Two balls after dismissing Rohit, Shakib had his second, slowing his pace down to induce an uppish drive from Virat Kohli, but the ball went clean off the middle of the bat and would have run away for four had Litton, diving full-length to his right at short extra-cover, not plucked it out of the air one-handed.

From 49 for 3, India recovered through two partnerships that were cut short just as they promised to grow into substantial proportions. Shreyas Iyer made 24 and seemed to be carrying on the form he showed on the New Zealand tour, only to fall to the short ball; Ebadot gaining extra bounce to produce the top-edge as the batter looked to drag a pull from outside off stump.

Washington was then part of a fifth-wicket stand of 60 off 75 balls, but most of the run-scoring came from Rahul’s end. When Washington attempted to break free – he faced 43 balls and didn’t hit a boundary – he reverse-swept Shakib straight to backward point.

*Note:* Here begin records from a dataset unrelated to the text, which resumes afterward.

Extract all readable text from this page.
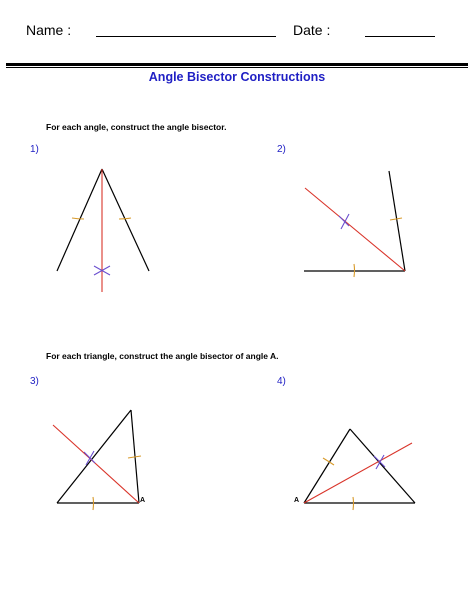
Name :	Date :
Angle Bisector Constructions
For each angle, construct the angle bisector.
For each triangle, construct the angle bisector of angle A.
1)	2)
3)	4)
A	A
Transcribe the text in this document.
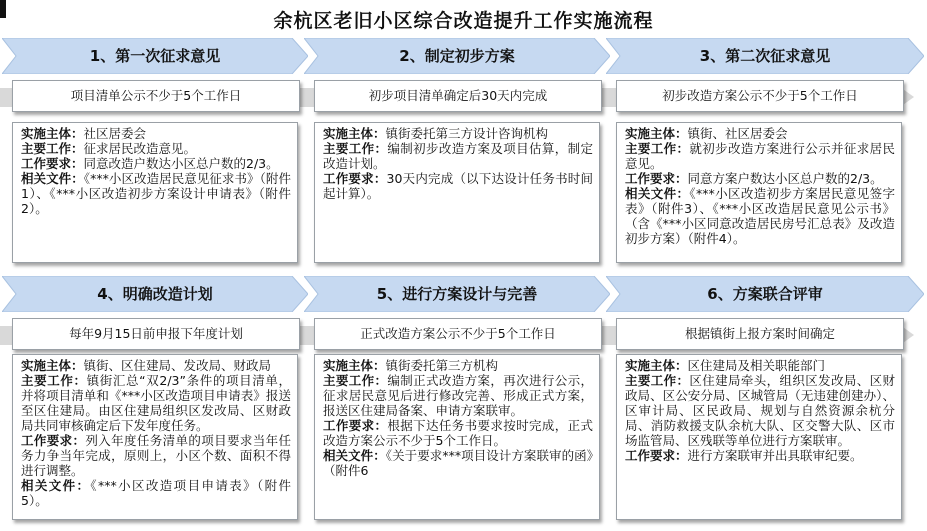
余杭区老旧小区综合改造提升工作实施流程
1、第一次征求意见	2、制定初步方案	3、第二次征求意见
项目清单公示不少于5个工作日	初步项目清单确定后30天内完成	初步改造方案公示不少于5个工作日

实施主体：社区居委会

主要工作：征求居民改造意见。

工作要求：同意改造户数达小区总户数的2/3。

相关文件：《***小区改造居民意见征求书》（附件1）、《***小区改造初步方案设计申请表》（附件2）。

实施主体：镇街委托第三方设计咨询机构

主要工作：编制初步改造方案及项目估算，制定改造计划。

工作要求：30天内完成（以下达设计任务书时间起计算）。

实施主体：镇街、社区居委会

主要工作：就初步改造方案进行公示并征求居民意见。

工作要求：同意方案户数达小区总户数的2/3。

相关文件：《***小区改造初步方案居民意见签字表》（附件3）、《***小区改造居民意见公示书》（含《***小区同意改造居民房号汇总表》及改造初步方案）（附件4）。

4、明确改造计划	5、进行方案设计与完善	6、方案联合评审
每年9月15日前申报下年度计划	正式改造方案公示不少于5个工作日	根据镇街上报方案时间确定

实施主体：镇街、区住建局、发改局、财政局

主要工作：镇街汇总“双2/3”条件的项目清单，并将项目清单和《***小区改造项目申请表》报送至区住建局。由区住建局组织区发改局、区财政局共同审核确定后下发年度任务。

工作要求：列入年度任务清单的项目要求当年任务力争当年完成，原则上，小区个数、面积不得进行调整。

相关文件：《***小区改造项目申请表》（附件5）。

实施主体：镇街委托第三方机构

主要工作：编制正式改造方案，再次进行公示，征求居民意见后进行修改完善、形成正式方案，报送区住建局备案、申请方案联审。

工作要求：根据下达任务书要求按时完成，正式改造方案公示不少于5个工作日。

相关文件：《关于要求***项目设计方案联审的函》（附件6

实施主体：区住建局及相关职能部门

主要工作：区住建局牵头，组织区发改局、区财政局、区公安分局、区城管局（无违建创建办）、区审计局、区民政局、规划与自然资源余杭分局、消防救援支队余杭大队、区交警大队、区市场监管局、区残联等单位进行方案联审。

工作要求：进行方案联审并出具联审纪要。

India were playing four allrounders including Washington, which gave them plenty of notional depth, but as things turned out, Nos. 7, 8 and 9 lasted just 10 balls between them. Shakib caught Shahbaz Ahmed at cover, off Ebadot, and dismissed the other two, and those two wickets showed just how tricky it was to face him on this pitch.

Both balls pitched in roughly the same area, on a good length and close to off stump with a bit of initial in-drift, and Thakur and Chahar offered roughly similar defensive responses, only for the former to be bowled past the outside edge and the latter to be lbw, beaten on the inside edge.

All this while, Rahul had looked significantly more secure than any of his team-mates, and had given the Bangladesh bowlers little room for error with their lengths, sweeping productively against the spinners and pouncing on the pull and cut when the quicks had dropped marginally short.

With India eight down, he played the shot of his innings, extending his follow-through ever so slightly on a drive to loft Ebadot over mid-off and onto the boundary cushions. Two balls later, Rahul stepped across to help the ball to the fine-leg boundary. India were into the 170s now and still only in the 40th over of their innings.

Their hopes of going past 200, however, crashed in the same over, as Ebadot pounded the pitch with another short ball; Rahul took on the pull, but the ball got big on him, and that was that. Ebadot ended the innings in his next over, another short ball completing a maiden four-wicket haul in just his second ODI.